恩,瞧见云雀小哥这么不淡定的模样真是值了!
栗原透没心没肺的张口,觉得伤口处似乎不再那么疼痛了,顿时有了力气同他背台词:“我该走了,以后……你一个人也要好好的。”
一边说着,她一边让自己笑得宛若一朵即将凋零的花,凄凉而美丽,“恭弥……我很喜欢你。”
----她这个人,狡诈又自私,既然料定了自己没甚么大事,又即将去新的地方,所以倒有了精神在云雀面前装可怜。

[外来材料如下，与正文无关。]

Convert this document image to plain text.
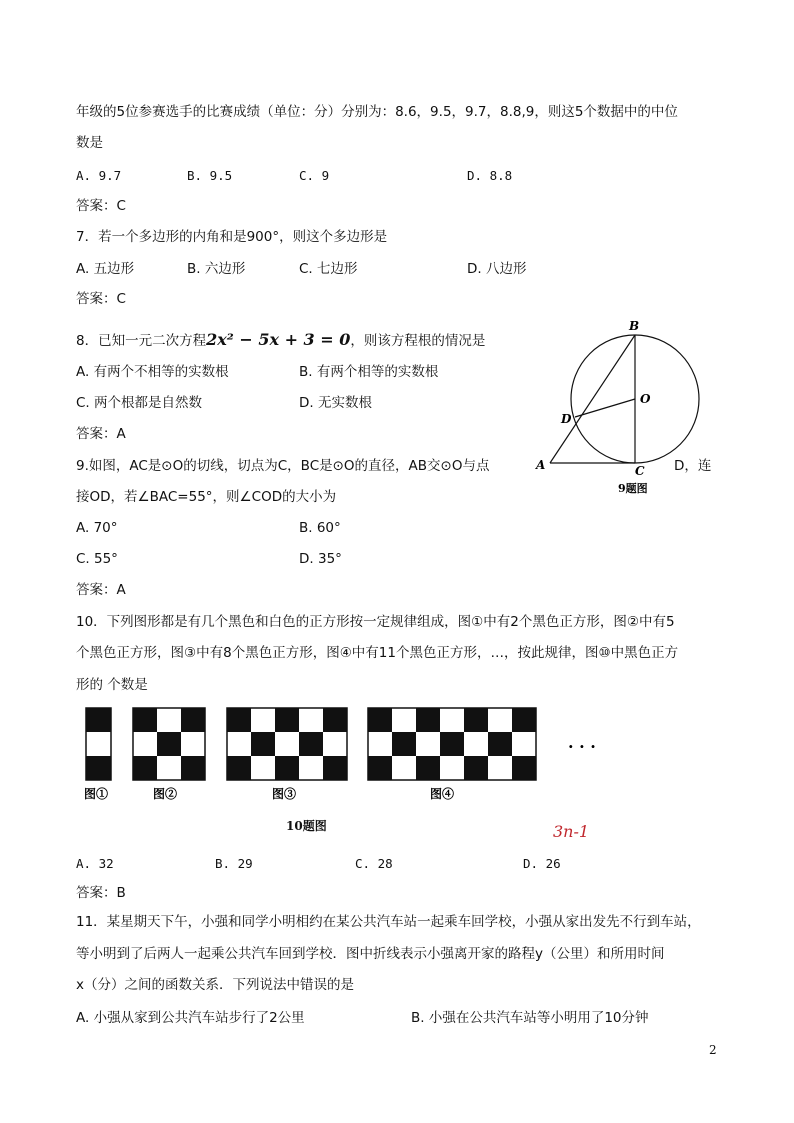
年级的5位参赛选手的比赛成绩（单位：分）分别为：8.6，9.5，9.7，8.8,9，则这5个数据中的中位
数是
A. 9.7	B. 9.5	C. 9	D. 8.8
答案：C
7．若一个多边形的内角和是900°，则这个多边形是
A. 五边形	B. 六边形	C. 七边形	D. 八边形
答案：C
8．已知一元二次方程2x² − 5x + 3 = 0，则该方程根的情况是
A. 有两个不相等的实数根	B. 有两个相等的实数根
C. 两个根都是自然数	D. 无实数根
答案：A
9.如图，AC是⊙O的切线，切点为C，BC是⊙O的直径，AB交⊙O与点	D，连
接OD，若∠BAC=55°，则∠COD的大小为
A. 70°	B. 60°
C. 55°	D. 35°
答案：A
B
O
D
A	C
9题图
10．下列图形都是有几个黑色和白色的正方形按一定规律组成，图①中有2个黑色正方形，图②中有5
个黑色正方形，图③中有8个黑色正方形，图④中有11个黑色正方形，…，按此规律，图⑩中黑色正方
形的 个数是
· · ·
图①	图②	图③	图④
10题图	3n-1
A. 32	B. 29	C. 28	D. 26
答案：B
11．某星期天下午，小强和同学小明相约在某公共汽车站一起乘车回学校，小强从家出发先不行到车站，
等小明到了后两人一起乘公共汽车回到学校．图中折线表示小强离开家的路程y（公里）和所用时间
x（分）之间的函数关系．下列说法中错误的是
A. 小强从家到公共汽车站步行了2公里	B. 小强在公共汽车站等小明用了10分钟
2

不许对方忘了自己,就算是离开,也要在他心中狠狠挖走一块肉,让他一直一直的想着她。
你看,她是不是很狡猾,自己明明只有七分喜欢对方,却一定要让对方将十二分的爱,都拱手给了她。
再装不下别人分毫。
云雀恭弥只觉心中大痛,却哭不出来。
怀中的人的身子渐渐消失,连体温也一度一度的降了下去。黑发少年将她抱紧了些,想要留住她,却都是徒劳。
斯人若彩虹,遇上方知有。
救护车的悲鸣声渐渐近了,云雀恭弥半跪在地上,孑然一身。
一切的一切都好像一场梦,似乎醒过来之后,就又会恢复了原来的轨迹。
只不过……他张开手掌认真的看了看,那上面的血迹是那么鲜红,那么真实,分明提醒着他,刚才的事情都是真的,没有作假。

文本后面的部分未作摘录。